Nor because they presented an alternative to Malmo’s rigid, standardized society but because this scene offered an accepting, anything goes mentality which contrasts the city’s often stifling, unaccepting mindset.
When I attended this event at Stapelbäddsparken in the western harbor, I realized why Malmo came in 4th directly behind San Francisco recently in Forbes Magazine’s list of the 15 most inventive cities.
Malmo’s roller derby crew are not your average Scandinavians living a same-as-it-ever-was life style who never dare to think or act outside of the pre-decided norm but rather are people who possess a Why wouldn’t you as opposed to the all common Swedish well you couldn’t attitude.
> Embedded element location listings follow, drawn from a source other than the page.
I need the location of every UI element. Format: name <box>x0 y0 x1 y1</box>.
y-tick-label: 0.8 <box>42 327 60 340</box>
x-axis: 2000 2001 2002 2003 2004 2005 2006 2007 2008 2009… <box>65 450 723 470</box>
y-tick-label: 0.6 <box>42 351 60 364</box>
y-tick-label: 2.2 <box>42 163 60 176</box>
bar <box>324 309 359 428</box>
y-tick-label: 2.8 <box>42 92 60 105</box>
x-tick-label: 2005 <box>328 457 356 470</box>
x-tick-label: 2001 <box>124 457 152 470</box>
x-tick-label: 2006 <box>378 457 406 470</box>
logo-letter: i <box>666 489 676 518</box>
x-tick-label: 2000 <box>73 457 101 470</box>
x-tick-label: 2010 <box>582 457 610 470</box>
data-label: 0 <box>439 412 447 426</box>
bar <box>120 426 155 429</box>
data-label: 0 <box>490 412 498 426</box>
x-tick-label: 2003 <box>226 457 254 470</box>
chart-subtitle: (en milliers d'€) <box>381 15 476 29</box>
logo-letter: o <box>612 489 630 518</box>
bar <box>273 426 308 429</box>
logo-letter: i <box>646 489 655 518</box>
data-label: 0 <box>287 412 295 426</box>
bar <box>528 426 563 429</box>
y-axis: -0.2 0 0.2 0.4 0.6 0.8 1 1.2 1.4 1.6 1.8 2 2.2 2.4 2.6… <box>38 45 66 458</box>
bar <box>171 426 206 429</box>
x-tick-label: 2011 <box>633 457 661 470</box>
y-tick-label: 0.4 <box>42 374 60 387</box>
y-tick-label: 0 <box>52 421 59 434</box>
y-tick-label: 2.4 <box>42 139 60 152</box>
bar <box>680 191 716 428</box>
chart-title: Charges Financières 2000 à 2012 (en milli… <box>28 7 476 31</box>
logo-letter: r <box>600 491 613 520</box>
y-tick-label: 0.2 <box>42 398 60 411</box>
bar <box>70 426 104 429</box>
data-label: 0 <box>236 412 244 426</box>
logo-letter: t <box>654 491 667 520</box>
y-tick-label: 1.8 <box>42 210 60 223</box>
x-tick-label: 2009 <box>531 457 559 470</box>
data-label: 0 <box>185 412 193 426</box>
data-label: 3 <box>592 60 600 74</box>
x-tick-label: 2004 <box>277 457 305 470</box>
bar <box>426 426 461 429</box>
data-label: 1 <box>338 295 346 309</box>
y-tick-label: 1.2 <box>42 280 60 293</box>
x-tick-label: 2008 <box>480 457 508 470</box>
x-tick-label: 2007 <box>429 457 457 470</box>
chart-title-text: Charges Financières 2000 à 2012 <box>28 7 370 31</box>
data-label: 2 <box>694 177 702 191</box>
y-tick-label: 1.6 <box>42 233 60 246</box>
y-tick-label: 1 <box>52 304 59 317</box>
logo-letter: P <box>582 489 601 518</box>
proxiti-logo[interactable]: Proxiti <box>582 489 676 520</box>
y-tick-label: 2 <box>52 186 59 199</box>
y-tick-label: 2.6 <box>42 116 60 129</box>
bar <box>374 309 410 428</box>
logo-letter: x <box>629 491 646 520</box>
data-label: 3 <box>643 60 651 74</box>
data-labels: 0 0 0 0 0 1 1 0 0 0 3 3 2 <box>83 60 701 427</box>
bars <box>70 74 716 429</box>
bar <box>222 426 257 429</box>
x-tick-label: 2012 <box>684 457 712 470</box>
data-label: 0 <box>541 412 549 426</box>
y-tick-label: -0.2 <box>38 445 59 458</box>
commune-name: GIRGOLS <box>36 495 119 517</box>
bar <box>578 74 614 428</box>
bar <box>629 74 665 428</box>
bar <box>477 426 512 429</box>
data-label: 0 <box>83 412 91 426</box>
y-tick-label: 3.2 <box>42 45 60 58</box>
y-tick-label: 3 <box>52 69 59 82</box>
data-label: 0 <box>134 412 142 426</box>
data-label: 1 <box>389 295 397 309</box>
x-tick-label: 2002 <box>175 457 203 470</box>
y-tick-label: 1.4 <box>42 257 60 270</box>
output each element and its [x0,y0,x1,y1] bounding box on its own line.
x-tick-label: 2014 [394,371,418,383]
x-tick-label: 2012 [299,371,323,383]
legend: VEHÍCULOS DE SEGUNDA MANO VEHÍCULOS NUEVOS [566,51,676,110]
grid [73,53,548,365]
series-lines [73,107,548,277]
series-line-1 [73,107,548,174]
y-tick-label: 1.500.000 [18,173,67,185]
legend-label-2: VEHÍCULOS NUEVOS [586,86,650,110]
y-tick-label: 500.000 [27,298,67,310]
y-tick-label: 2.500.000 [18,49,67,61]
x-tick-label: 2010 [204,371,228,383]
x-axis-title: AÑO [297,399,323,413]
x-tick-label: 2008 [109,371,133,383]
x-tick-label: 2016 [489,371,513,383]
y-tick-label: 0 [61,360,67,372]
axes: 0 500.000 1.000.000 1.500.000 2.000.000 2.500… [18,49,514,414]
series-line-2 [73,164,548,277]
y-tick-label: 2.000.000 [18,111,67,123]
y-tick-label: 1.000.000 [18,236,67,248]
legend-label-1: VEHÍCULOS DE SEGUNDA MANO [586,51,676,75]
For me this reveals that Sweden’s future exists not in its traditions but rather its ability to be different, flexible and accepting of the non-traditional and in its prowess to innovate as oppose to stagnate.
Sweden’s rich cultural history represents its blessing and its curse offering the comfort of the known yet at the same time the weight of its past.
Like a ship clinging to an anchor outweighing it one risks being drug down by the very object that offers security.
As a volunteer guided my 7-year-old daughter through a roller skating workshop another coxed my wife and I into a pair roller skates.
Clint Eastwood’s Dirty Harry stated once “ A man’s got to know his limitations.”
At 48 I certainly do as some things I plan never to do again or even attempt.
The acceptance of my aging body as well as my accident prone nature ranks roller skating with parachuting on my not-to-do list.
Yet the contagious enthusiasm in the ether channeled the in a for a penny in for a pounding attitude of my youth.
As I strapped on a pair and the protective gear I jokingly asked if they had a pillow for my butt.
Malmo’s Roller Derby may come and go but the people draw to it possess the qualities required for Malmo’s and Sweden’s future success.